Knowing that the last digit of $7^2$ is $9$, we don’t actually need to compute $7^3$ to find its last digit. Look for a pattern in the last digits of powers of $7$.

It often helps to tackle a smaller problem first to get an idea, so let’s look at $7^2$, $7^3$, $7^4$ etc. and see what we can work out.

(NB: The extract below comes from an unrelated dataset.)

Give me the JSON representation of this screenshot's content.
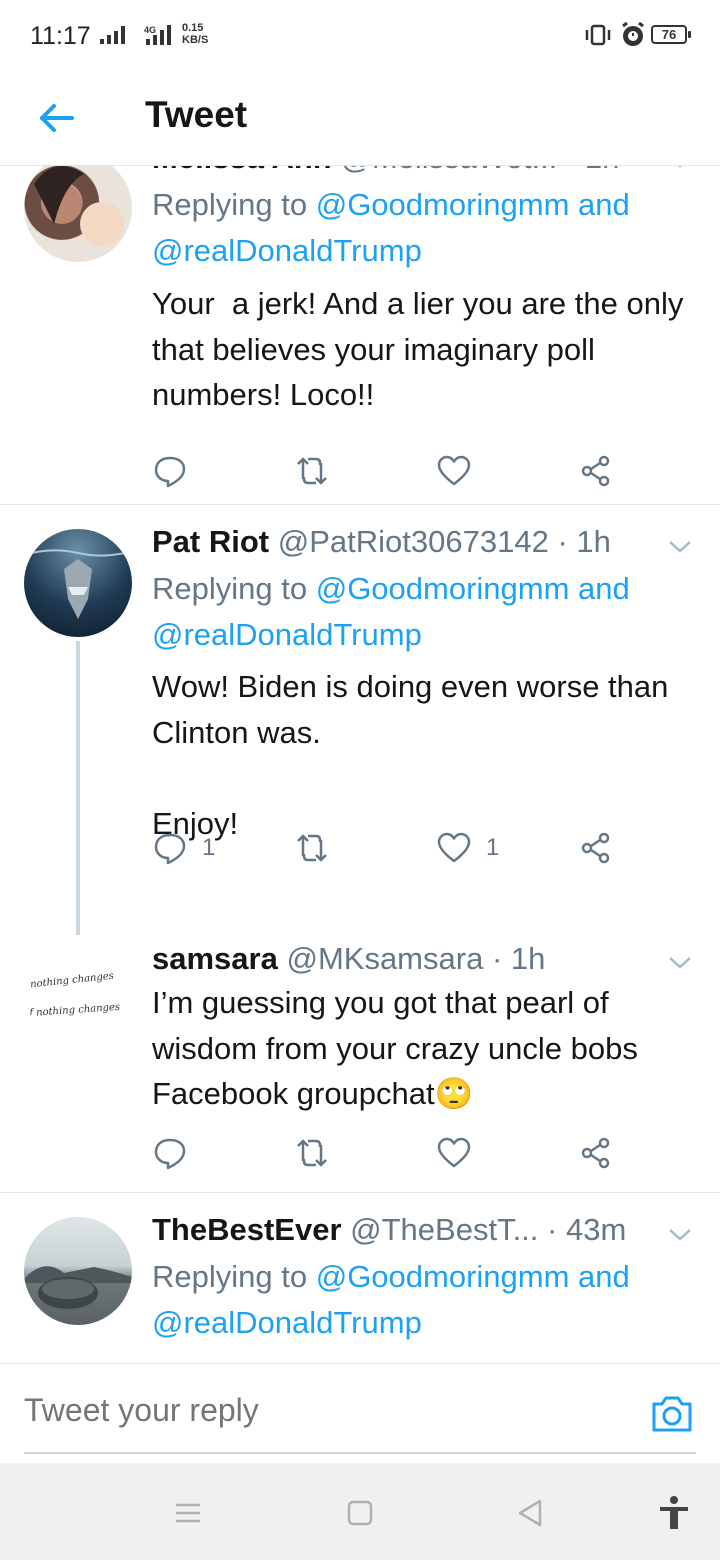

$7^2 = 49$, so the last digit is $9$, or in other words \[7^2 \equiv 9 \pmod{10}.\] Now if we want to work out $7^3 \bmod 10$, we don’t actually need to calculate $7^3$; we can just find $9\times7$. \begin{align*} 7^3 &= 7^2 \times 7\\ &\equiv 9 \times 7 \pmod{10}\\ &\equiv 63 \pmod{10}\\ &\equiv 3 \pmod{10}. \end{align*} \begin{align*} 7^4 &= 7^3 \times 7\\ &\equiv 3 \times7 \pmod{10}\\ &\equiv 21 \pmod{10}\\ &\equiv 1 \pmod{10}. \end{align*} \begin{align*} 7^5 &= 7^4 \times 7\\ &\equiv 1 \times7 \pmod{10}\\ &\equiv 7 \pmod{10}. \end{align*} The last digit of each power of $7$ depends only on the last digit of the previous power, so once we get a repeat, the pattern keeps going forever. \begin{align*} 7^0 \bmod 10 &= 1\\ 7^1 \bmod 10 &= 7\\ 7^2 \bmod 10 &= 9\\ 7^3 \bmod 10 &= 3\\ 7^4 \bmod 10 &= 1\\ 7^5 \bmod 10 &= 7\\ 7^6 \bmod 10 &= 9\\ 7^7 \bmod 10 &= 3\\ \cdots& \end{align*} Now we have a repeating pattern with $4$ different digits. Since $50 \bmod 4 = 2$, $7^{50}$ will have the same last digit as $7^2$. Hence the last digit of $7^{50}$ is $9$.